The Treaty on Principles Governing the Activities of States in the Exploration and Use of Outer Space, including the Moon and Other Celestial Bodies, or by its shorter/friendlier name the Outer Space Treaty, was opened for membership when the the UN General Assembly passed Resolution 2222 in 1966. There are currently 100 state parties to the Treaty (including China, Russia, and the United States) and 27 additional countries have signed but not ratified.
Under the Treaty, it was agreed that:
- outer space is not subject to national appropriation by claim of sovereignty, by means of use or occupation, or by any other means;
- states shall not place nuclear weapons or other weapons of mass destruction in orbit or on celestial bodies or station them in outer space in any other manner;
- the Moon and other celestial bodies shall be used exclusively for peaceful purposes;
- astronauts shall be regarded as the envoys of mankind; and
- states shall avoid harmful contamination of space and celestial bodies.
By meeting the requirements of the Treaty, a country, such as China, can launch their own space station.

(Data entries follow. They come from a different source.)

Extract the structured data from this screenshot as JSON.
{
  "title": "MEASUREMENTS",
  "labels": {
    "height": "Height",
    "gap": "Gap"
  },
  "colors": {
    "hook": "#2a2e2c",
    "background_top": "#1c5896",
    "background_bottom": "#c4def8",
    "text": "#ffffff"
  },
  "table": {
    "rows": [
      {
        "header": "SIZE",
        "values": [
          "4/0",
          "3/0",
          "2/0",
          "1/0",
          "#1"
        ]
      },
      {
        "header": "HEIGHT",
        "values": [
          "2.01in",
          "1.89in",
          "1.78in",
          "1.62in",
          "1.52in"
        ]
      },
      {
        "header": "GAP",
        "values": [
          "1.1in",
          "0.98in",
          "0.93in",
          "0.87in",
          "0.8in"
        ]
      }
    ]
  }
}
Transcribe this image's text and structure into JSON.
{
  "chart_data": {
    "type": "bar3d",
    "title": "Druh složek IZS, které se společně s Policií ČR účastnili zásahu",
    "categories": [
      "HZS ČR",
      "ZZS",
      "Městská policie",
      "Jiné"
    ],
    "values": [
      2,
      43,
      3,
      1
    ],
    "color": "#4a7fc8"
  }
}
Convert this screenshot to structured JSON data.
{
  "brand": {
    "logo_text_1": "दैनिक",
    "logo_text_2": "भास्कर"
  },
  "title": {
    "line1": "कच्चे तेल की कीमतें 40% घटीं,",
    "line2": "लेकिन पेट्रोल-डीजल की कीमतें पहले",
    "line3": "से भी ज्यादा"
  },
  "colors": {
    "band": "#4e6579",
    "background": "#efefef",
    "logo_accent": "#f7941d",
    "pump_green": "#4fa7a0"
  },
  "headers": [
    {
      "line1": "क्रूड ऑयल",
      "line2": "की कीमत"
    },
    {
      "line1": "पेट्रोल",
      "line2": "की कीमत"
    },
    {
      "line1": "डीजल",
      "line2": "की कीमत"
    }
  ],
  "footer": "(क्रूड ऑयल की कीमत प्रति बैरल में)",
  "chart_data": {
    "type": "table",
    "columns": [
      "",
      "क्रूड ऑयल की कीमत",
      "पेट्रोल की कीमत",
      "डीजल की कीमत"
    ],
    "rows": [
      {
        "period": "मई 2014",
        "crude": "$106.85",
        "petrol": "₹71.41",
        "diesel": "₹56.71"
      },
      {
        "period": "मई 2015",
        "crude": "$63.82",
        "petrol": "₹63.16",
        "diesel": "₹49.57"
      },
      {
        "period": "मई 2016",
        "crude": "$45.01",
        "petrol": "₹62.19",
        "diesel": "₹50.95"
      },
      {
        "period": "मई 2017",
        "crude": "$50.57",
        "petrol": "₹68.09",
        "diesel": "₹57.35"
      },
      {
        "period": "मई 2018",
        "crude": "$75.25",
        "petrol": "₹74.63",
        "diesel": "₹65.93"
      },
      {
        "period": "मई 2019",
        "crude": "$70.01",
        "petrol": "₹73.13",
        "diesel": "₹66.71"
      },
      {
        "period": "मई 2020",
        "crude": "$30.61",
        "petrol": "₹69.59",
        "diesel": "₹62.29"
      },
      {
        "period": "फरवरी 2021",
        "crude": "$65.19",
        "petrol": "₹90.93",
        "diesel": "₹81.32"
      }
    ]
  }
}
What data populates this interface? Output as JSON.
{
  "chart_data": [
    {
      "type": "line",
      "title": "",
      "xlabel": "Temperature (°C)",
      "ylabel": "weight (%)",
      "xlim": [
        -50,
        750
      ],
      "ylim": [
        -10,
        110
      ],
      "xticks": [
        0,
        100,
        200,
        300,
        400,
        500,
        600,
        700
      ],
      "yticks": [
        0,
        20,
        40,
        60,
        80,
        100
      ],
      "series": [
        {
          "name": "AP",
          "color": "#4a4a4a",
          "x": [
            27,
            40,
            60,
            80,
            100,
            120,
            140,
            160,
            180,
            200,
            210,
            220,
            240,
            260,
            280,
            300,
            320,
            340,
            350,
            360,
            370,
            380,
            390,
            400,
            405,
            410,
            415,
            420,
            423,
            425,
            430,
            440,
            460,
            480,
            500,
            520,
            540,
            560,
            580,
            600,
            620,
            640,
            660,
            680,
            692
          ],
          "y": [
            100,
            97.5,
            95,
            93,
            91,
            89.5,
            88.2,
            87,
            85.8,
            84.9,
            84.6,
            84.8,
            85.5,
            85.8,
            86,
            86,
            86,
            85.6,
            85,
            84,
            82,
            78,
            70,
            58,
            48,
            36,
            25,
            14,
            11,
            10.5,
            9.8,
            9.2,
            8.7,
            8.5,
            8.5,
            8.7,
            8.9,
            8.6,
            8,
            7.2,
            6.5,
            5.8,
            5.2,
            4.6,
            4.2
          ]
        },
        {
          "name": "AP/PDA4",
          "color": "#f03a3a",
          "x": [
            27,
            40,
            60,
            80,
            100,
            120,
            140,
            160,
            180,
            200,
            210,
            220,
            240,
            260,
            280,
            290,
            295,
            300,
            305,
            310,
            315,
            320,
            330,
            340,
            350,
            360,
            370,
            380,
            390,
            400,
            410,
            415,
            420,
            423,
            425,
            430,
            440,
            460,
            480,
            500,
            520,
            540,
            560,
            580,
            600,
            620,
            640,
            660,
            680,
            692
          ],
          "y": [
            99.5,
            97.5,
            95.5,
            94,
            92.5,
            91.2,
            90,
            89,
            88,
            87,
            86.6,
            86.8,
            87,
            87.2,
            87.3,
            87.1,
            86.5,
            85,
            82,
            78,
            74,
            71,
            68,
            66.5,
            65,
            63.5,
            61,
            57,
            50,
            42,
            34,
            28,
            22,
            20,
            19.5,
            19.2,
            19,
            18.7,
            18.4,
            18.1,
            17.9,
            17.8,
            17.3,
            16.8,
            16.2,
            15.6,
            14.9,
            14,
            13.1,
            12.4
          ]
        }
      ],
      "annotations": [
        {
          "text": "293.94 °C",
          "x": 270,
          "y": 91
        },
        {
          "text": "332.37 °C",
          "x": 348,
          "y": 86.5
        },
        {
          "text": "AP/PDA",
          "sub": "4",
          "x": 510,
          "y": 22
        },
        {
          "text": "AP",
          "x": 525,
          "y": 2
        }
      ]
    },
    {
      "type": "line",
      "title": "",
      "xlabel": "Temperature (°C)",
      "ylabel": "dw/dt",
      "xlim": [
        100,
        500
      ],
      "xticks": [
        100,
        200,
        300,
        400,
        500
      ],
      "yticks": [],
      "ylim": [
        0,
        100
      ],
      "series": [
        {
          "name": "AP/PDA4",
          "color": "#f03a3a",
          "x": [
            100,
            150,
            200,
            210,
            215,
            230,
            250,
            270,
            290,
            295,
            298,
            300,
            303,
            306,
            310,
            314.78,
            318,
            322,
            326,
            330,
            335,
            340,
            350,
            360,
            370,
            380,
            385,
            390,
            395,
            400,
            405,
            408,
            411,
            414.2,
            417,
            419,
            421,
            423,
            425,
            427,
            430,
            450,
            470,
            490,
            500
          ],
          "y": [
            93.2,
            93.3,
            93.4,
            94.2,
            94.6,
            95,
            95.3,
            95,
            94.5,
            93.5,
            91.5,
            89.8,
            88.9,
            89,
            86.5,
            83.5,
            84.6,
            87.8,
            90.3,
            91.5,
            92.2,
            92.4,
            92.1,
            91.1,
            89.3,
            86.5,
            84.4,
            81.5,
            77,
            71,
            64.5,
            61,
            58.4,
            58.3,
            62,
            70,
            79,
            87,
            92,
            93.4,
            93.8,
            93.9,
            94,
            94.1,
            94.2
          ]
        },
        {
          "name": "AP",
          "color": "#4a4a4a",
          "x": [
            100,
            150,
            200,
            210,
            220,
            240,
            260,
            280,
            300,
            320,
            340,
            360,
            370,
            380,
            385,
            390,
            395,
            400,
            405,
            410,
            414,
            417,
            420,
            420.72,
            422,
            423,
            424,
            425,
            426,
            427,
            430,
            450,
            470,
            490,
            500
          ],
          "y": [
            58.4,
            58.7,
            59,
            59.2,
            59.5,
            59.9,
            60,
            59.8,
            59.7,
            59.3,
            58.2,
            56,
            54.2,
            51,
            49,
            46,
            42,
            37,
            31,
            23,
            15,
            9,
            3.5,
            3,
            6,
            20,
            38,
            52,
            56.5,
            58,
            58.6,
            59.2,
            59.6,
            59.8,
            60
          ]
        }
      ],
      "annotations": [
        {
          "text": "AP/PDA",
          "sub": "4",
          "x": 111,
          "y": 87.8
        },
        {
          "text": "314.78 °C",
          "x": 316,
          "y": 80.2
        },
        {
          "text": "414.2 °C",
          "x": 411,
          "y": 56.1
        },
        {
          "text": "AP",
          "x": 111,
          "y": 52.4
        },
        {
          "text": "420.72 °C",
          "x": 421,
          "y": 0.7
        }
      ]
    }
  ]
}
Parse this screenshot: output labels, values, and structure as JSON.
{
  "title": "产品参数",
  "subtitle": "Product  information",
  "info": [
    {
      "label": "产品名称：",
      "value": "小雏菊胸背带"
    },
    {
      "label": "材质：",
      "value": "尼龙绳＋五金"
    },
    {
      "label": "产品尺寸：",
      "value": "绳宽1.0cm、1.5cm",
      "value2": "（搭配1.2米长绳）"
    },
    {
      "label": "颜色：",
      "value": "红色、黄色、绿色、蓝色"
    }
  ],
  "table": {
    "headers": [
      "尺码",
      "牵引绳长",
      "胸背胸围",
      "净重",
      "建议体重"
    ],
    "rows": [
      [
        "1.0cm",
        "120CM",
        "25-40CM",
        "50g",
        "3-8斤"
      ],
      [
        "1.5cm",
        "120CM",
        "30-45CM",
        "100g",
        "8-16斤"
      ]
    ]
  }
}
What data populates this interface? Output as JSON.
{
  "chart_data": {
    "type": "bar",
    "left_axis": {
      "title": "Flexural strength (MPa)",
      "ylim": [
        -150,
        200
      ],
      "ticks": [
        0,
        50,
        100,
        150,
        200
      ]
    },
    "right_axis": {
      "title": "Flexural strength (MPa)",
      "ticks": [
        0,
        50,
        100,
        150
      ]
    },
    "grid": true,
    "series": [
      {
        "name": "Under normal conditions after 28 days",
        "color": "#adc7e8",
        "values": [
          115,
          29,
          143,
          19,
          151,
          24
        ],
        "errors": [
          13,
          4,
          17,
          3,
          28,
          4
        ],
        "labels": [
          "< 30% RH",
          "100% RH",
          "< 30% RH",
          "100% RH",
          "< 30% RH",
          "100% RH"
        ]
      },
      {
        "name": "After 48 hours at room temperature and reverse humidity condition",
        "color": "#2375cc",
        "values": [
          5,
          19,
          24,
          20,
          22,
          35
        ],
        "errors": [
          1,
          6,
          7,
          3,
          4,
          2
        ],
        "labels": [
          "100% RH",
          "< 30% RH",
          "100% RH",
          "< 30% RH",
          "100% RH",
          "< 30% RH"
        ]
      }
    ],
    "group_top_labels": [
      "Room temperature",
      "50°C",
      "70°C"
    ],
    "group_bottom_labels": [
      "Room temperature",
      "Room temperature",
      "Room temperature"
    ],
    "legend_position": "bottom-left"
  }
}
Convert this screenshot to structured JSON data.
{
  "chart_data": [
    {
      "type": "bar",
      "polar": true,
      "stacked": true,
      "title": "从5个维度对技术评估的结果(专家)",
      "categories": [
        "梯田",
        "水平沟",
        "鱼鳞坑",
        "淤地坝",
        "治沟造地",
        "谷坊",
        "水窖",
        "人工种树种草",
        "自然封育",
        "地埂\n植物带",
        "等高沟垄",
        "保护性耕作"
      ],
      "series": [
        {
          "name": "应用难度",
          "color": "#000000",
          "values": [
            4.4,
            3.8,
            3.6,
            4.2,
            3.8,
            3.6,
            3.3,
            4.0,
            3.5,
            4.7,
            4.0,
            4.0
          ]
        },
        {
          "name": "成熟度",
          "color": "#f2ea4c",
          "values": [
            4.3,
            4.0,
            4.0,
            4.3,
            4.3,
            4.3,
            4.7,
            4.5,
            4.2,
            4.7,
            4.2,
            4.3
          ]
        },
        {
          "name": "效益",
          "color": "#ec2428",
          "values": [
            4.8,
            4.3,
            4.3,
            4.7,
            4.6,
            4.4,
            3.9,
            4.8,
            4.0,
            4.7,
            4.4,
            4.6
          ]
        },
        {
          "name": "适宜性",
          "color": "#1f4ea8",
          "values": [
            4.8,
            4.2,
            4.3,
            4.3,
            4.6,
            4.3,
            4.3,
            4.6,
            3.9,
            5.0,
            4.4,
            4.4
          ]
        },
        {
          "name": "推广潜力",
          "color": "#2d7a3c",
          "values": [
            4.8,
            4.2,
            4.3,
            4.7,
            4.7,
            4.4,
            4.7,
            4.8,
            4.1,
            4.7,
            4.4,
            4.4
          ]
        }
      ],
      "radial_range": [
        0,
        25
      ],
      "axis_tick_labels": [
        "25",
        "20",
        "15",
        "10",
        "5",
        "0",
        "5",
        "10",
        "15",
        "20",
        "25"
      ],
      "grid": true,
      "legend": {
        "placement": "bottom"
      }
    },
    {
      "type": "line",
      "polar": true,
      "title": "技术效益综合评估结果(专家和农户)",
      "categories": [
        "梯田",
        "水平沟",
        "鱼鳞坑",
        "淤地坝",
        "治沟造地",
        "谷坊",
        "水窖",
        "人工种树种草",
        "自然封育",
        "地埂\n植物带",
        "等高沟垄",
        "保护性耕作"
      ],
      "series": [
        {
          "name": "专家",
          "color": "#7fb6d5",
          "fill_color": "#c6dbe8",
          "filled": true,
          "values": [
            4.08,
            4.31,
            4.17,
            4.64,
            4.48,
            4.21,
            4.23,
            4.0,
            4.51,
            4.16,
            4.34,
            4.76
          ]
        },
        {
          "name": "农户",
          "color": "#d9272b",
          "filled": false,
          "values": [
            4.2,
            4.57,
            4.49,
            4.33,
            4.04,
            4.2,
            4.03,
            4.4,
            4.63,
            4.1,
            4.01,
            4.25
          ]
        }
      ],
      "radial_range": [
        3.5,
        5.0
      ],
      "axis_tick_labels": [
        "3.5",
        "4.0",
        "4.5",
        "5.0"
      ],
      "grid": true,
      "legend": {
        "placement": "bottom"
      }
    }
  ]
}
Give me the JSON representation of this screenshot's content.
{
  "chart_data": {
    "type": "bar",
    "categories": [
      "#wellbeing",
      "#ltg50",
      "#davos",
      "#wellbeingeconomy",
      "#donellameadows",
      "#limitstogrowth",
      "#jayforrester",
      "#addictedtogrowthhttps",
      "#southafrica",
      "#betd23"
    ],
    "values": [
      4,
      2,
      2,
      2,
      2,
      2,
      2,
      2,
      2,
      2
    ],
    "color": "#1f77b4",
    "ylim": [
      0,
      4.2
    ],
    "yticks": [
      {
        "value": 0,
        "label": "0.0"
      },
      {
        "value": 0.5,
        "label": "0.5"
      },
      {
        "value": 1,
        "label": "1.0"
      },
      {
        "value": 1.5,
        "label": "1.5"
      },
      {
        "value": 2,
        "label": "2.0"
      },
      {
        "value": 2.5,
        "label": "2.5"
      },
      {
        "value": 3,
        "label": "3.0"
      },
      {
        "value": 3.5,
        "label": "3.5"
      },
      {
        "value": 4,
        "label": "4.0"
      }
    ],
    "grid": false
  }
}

At the stalled Conference on Disarmament, the future of space arms control agreements continues to be a topic during speeches. In 2008, Russia and China proposed a new treaty that would ban weapons from space. With the new National Space Policy that the Obama administration released on June 28, 2010, the United States has indicated a willingness to consider space arms control treaties that are “equitable, effectively verifiable, and enhance the national security of the United States and its allies.”